Specifically, what is this site? What is it doing?

In 2018 this blog post wrote about a strange phenomenon on Google Translate: it recognises strings of vowels and spaces as Hawaiian, and translates them to English (or any other language) accordingly. It appears that this is because when translating Hawaiian into another language, Google strips away the consonants first.

The results are strange:

eoiaau i ueiaieeouiuoeuoeuiooieuoiiuaeioeouauoue u uoo euouiooauoeoueouiei oo oeoeoo aa eaueieoueooeoiao aeiieeuiuiaaaeiooauoiee a i oo oe

becomes:

you have to keep in touch with your body and keep your body healthy and healthy

On his original blog post, Mark Liberman wrote a simple script to generate random strings of vowels. This site is based on Mark’s idea: it uses a Python script to generate random strings of vowels, send them to Google Translate, and display what Google Translate thinks it says in Hawaiian. The resulting text is an intriguing jumble of ideas.

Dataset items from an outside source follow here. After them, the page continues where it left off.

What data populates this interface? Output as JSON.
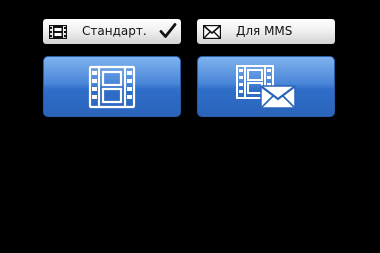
{
  "options": [
    {
      "label": "Стандарт.",
      "icon": "film-icon",
      "selected": true,
      "button_icon": "film-large-icon"
    },
    {
      "label": "Для MMS",
      "icon": "envelope-icon",
      "selected": false,
      "button_icon": "film-envelope-icon"
    }
  ],
  "colors": {
    "background": "#000000",
    "button_blue": "#3a78d0",
    "label_bar": "#f0f0f0"
  }
}
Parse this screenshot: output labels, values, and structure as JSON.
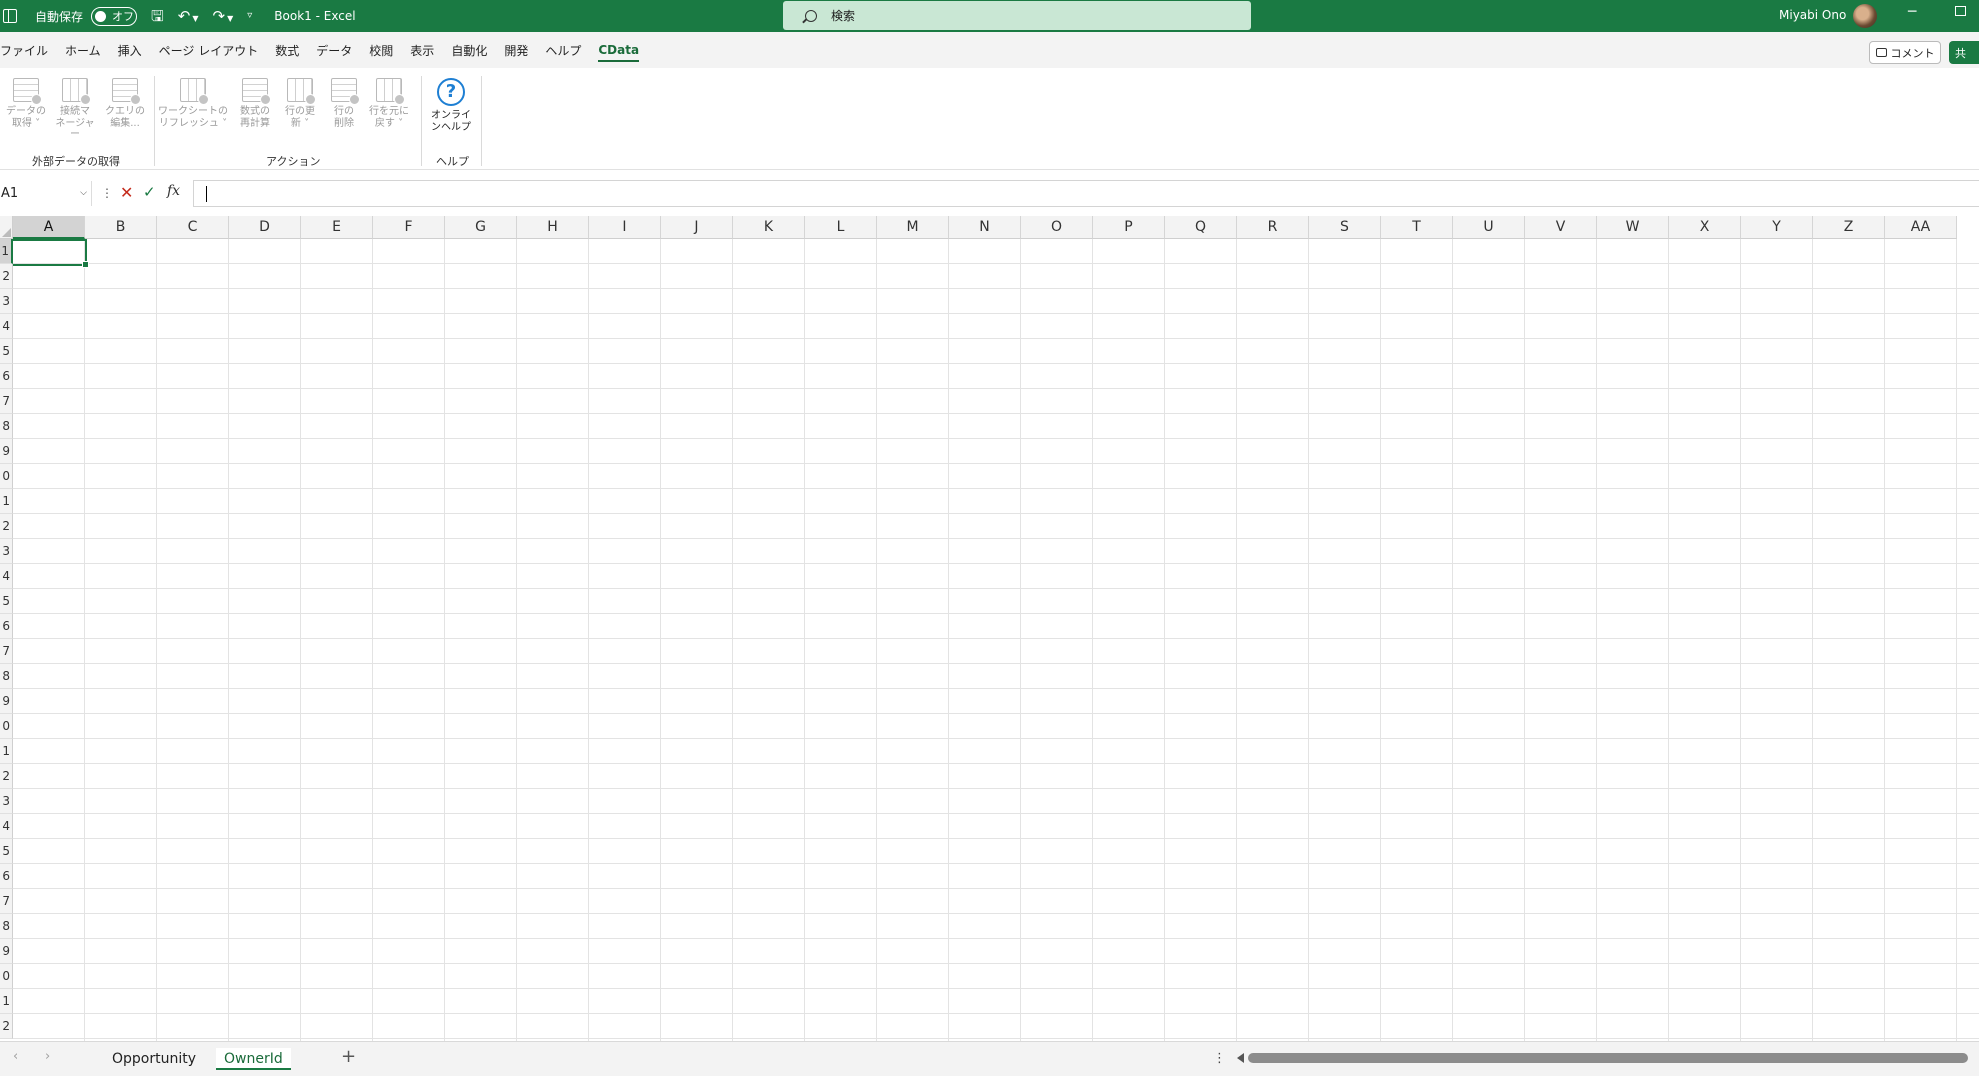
{
  "titlebar": {
    "autosave_label": "自動保存",
    "autosave_state": "オフ",
    "doc_title": "Book1  -  Excel",
    "search_placeholder": "検索",
    "user_name": "Miyabi Ono",
    "accent_color": "#1a7a43"
  },
  "menu": {
    "tabs": [
      "ファイル",
      "ホーム",
      "挿入",
      "ページ レイアウト",
      "数式",
      "データ",
      "校閲",
      "表示",
      "自動化",
      "開発",
      "ヘルプ",
      "CData"
    ],
    "active_tab": "CData",
    "comment_label": "コメント",
    "share_label": "共"
  },
  "ribbon": {
    "buttons": [
      {
        "line1": "データの",
        "line2": "取得 ˅",
        "icon": "get-data-icon"
      },
      {
        "line1": "接続マ",
        "line2": "ネージャー",
        "icon": "connection-manager-icon"
      },
      {
        "line1": "クエリの",
        "line2": "編集...",
        "icon": "edit-query-icon"
      },
      {
        "line1": "ワークシートの",
        "line2": "リフレッシュ ˅",
        "icon": "refresh-worksheet-icon"
      },
      {
        "line1": "数式の",
        "line2": "再計算",
        "icon": "recalculate-icon"
      },
      {
        "line1": "行の更",
        "line2": "新 ˅",
        "icon": "update-rows-icon"
      },
      {
        "line1": "行の",
        "line2": "削除",
        "icon": "delete-rows-icon"
      },
      {
        "line1": "行を元に",
        "line2": "戻す ˅",
        "icon": "revert-rows-icon"
      },
      {
        "line1": "オンライ",
        "line2": "ンヘルプ",
        "icon": "help-icon"
      }
    ],
    "groups": [
      "外部データの取得",
      "アクション",
      "ヘルプ"
    ]
  },
  "formula_bar": {
    "name_box": "A1",
    "fx_label": "fx",
    "formula": ""
  },
  "grid": {
    "columns": [
      "A",
      "B",
      "C",
      "D",
      "E",
      "F",
      "G",
      "H",
      "I",
      "J",
      "K",
      "L",
      "M",
      "N",
      "O",
      "P",
      "Q",
      "R",
      "S",
      "T",
      "U",
      "V",
      "W",
      "X",
      "Y",
      "Z",
      "AA"
    ],
    "row_labels": [
      "1",
      "2",
      "3",
      "4",
      "5",
      "6",
      "7",
      "8",
      "9",
      "0",
      "1",
      "2",
      "3",
      "4",
      "5",
      "6",
      "7",
      "8",
      "9",
      "0",
      "1",
      "2",
      "3",
      "4",
      "5",
      "6",
      "7",
      "8",
      "9",
      "0",
      "1",
      "2"
    ],
    "selected_cell": "A1"
  },
  "sheets": {
    "tabs": [
      "Opportunity",
      "OwnerId"
    ],
    "active": "OwnerId",
    "add_label": "+"
  }
}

random strings of vowelsGoogle TranslateHawaiian Wisdom



random strings of vowels

Google Translate

Hawaiian Wisdom

This site exists to play with a quirk of Google’s translation software, generating pseudo-wisdom from random strings of vowels. The title “Hawaiian Wisdom” is in no way meant to offend the people, language, or culture of Hawaii. You can click on any of the “Hawaiian” or “English” text on this site to see the original translation yourself in Google Translate. The translations will, naturally, change over time, and someday, they might just translate as the jibberish that they are…

One interesting side-note is that Google’s interpretation of ‘Hawaiian’ phrases is ever-changing. Clicking on the text within a snippet of wisdom will take you to a Google Translate page where the ‘translation’ can be found – quite often this is different to the content on this site!

Where?

This project exists on the internet. You can download the code for this project from GitHub, or generate a new piece of ‘wisdom’ directly in Google Translate by clicking New Hawaiian Wisdom at the top of this page.

An earlier version of this code runs as a bot at @hawaiian_wisdom

How?

The coding here is pretty simple: it generates random strings of vowels, sends them to Google Translate, and saves the result. This is then saved to a long text file, which is parsed to a Hexo site. Occasionally I run the translate code again to generate new phrases.

How Google translates is subject to speculation. See the Language Log blog for more ideas.

When?

This site was built in May 2018. The original bot was created in February 2018. Selected ‘wisdom’ and the code/musing were printed in No Robot, No! by Sidekick Books in October 2018.

Why?

I stumbled across Mark Liberman’s blog post earlier this year and was intrigued by the strangely poetic, disjointed voice the mis-translations had. I wanted to use them in auto-generative poetry.

Who?

This site was built by Ollie Palmer, an artist based in the Netherlands, using Hexo with a modified version of the Cactus theme.